‘Two Drifters’ afloat on the sea of desire
Think of the Portugese director Joao Pedro Rodrigues as an animal behaviorist who specializes in human beings. In his first feature, “O Fantasma,” released in the U.S. in 2002, a lonely, lustful garbage collector is seized by the urge to don a latex cat suit and prowl the streets. The lost souls in Rodrigues’ “Two Drifters” stick to their street clothes, but the urges that grip them are just as powerful and as unfathomable.
Rui (Nuno Gil) has reason to act irrationally. As “Two Drifters” begins, he’s passionately celebrating his one-year anniversary with Pedro (Joao Carreira). Two minutes later, he’s cradling his lover’s corpse on the hood of a smashed car, weeping as the sky opens up above them.
As for Odete (Ana Cristina de Oliveira), chalk it up to baby fever, or a case of supernatural possession. A roller-skating store clerk with a Snoopy fixation, Odete is as unformed as raw clay until a brush with a pregnant shopper turns her thoughts toward motherhood.
Her boyfriend splits when she announces she’s stopped taking the pill, but when Odete wanders into Pedro’s wake, the perfect opportunity presents itself and she announces to Pedro’s grieving mother that he is the father of her unborn child.
As in “O Fantasma,” the characters’ buried desires express themselves through their bodies. Although Odete’s pregnancy test is negative, her abdomen begins to swell all the same. False result? Hysterical pregnancy? Or are those mysterious gusts that follow Odete around a sign that Pedro’s spirit lingers, seeking an earthly vessel for a reunion with his lost love?

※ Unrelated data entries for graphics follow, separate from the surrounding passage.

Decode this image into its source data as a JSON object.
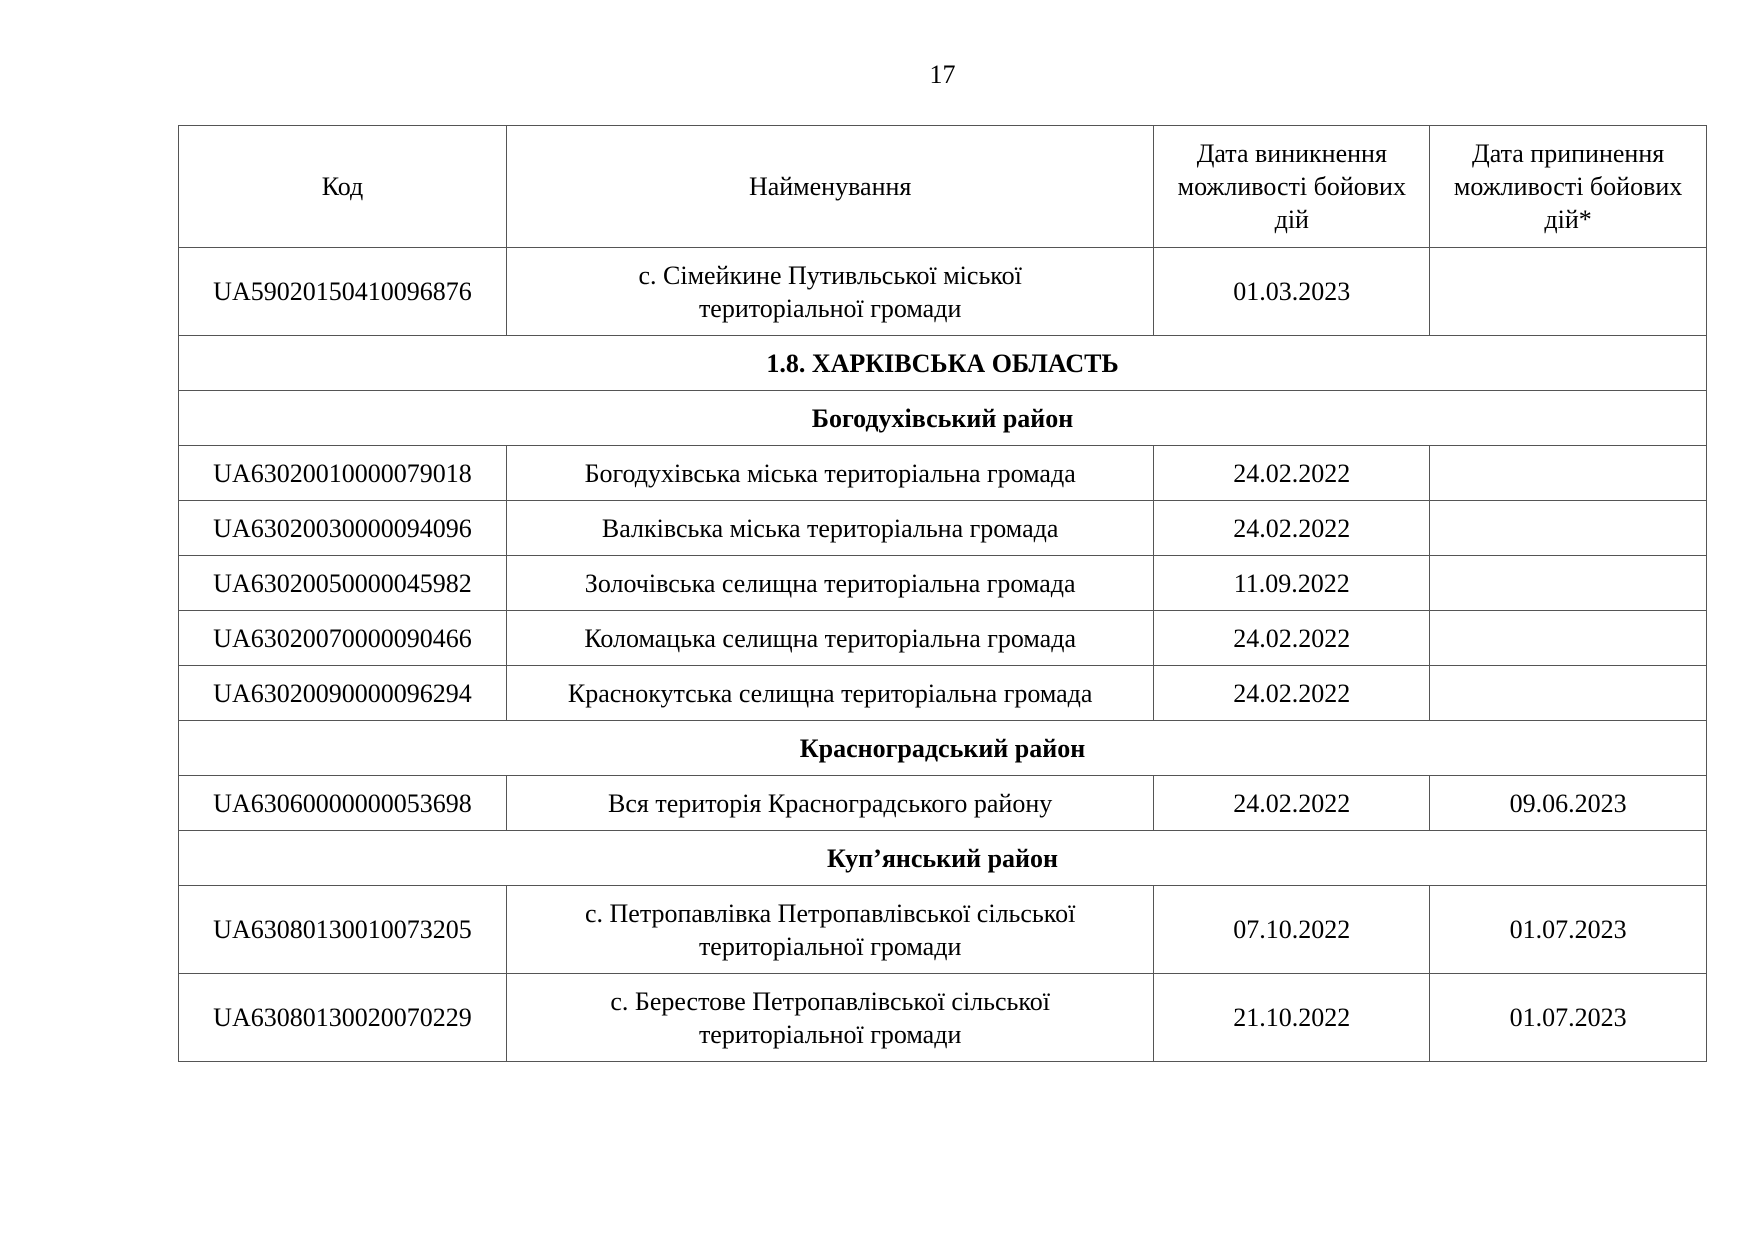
{
  "page_number": "17",
  "headers": [
    "Код",
    "Найменування",
    "Дата виникнення можливості бойових дій",
    "Дата припинення можливості бойових дій*"
  ],
  "rows": [
    {
      "type": "data",
      "code": "UA59020150410096876",
      "name": "с. Сімейкине Путивльської міської територіальної громади",
      "start": "01.03.2023",
      "end": ""
    },
    {
      "type": "section",
      "title": "1.8. ХАРКІВСЬКА ОБЛАСТЬ"
    },
    {
      "type": "section",
      "title": "Богодухівський район"
    },
    {
      "type": "data",
      "code": "UA63020010000079018",
      "name": "Богодухівська міська територіальна громада",
      "start": "24.02.2022",
      "end": ""
    },
    {
      "type": "data",
      "code": "UA63020030000094096",
      "name": "Валківська міська територіальна громада",
      "start": "24.02.2022",
      "end": ""
    },
    {
      "type": "data",
      "code": "UA63020050000045982",
      "name": "Золочівська селищна територіальна громада",
      "start": "11.09.2022",
      "end": ""
    },
    {
      "type": "data",
      "code": "UA63020070000090466",
      "name": "Коломацька селищна територіальна громада",
      "start": "24.02.2022",
      "end": ""
    },
    {
      "type": "data",
      "code": "UA63020090000096294",
      "name": "Краснокутська селищна територіальна громада",
      "start": "24.02.2022",
      "end": ""
    },
    {
      "type": "section",
      "title": "Красноградський район"
    },
    {
      "type": "data",
      "code": "UA63060000000053698",
      "name": "Вся територія Красноградського району",
      "start": "24.02.2022",
      "end": "09.06.2023"
    },
    {
      "type": "section",
      "title": "Куп’янський район"
    },
    {
      "type": "data",
      "code": "UA63080130010073205",
      "name": "с. Петропавлівка Петропавлівської сільської територіальної громади",
      "start": "07.10.2022",
      "end": "01.07.2023"
    },
    {
      "type": "data",
      "code": "UA63080130020070229",
      "name": "с. Берестове Петропавлівської сільської територіальної громади",
      "start": "21.10.2022",
      "end": "01.07.2023"
    }
  ]
}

“Two Drifters” answers some of those questions, but Rodrigues has little use for explanations. His interest is in behavioral extremes, moments when the human animal is at its least self-conscious and most feral. Beginning with a close-up of Rui and Pedro’s lips locked in a disembodied embrace, he shoots body parts disconnected from the whole, grasping hands and gravid bellies that need not consult the cerebral cortex to make their influence felt.
Rodrigues values “virgin bodies” in the casting process, but acting without thinking is a tall order, and his untutored players aren’t always up to the task. Gil manages his hunky brooding effectively, but De Oliveira veers from blankness to hysteria in the bat of an eyelash, her unchained cackling the stuff of low-grade melodrama.
Luckily, pop music fills in when performance falls short. The strangled longing of Big Star’s “Kanga Roo” accompanies Rui on an anguished late-night drive, while an eerie children’s-choir reading of Nirvana’s “Smells Like Teen Spirit” plays as Odete, an empty carriage at her side, curls up on Pedro’s grave. There’s no room for the Smiths’ “Still Ill,” with its apposite question, “Does the body rule the mind, or does the mind rule the body?” but the appropriate album cover can be spotted in Rui’s apartment.
With a title nicked from “Breakfast at Tiffany’s,” “Two Drifters” styles itself as a classical romance, albeit one in which half the couple is either deceased or deranged.
Climaxing with a union as heartfelt as it is perverse, the movie asserts with eccentric force the belief that love knows no bounds, be they physical, spiritual or sensible.
*
‘Two Drifters’
MPAA rating: Unrated
Distributed by Strand Releasing. Director Joao Pedro Rodrigues. Screenplay Rodrigues, Paulo Rebelo. Producer Maria Joao Sigalho. Cinematographer Rui Pocas. Editor Paulo Rebelo. In Portuguese with English subtitles. Running time: 1 hour, 38 minutes.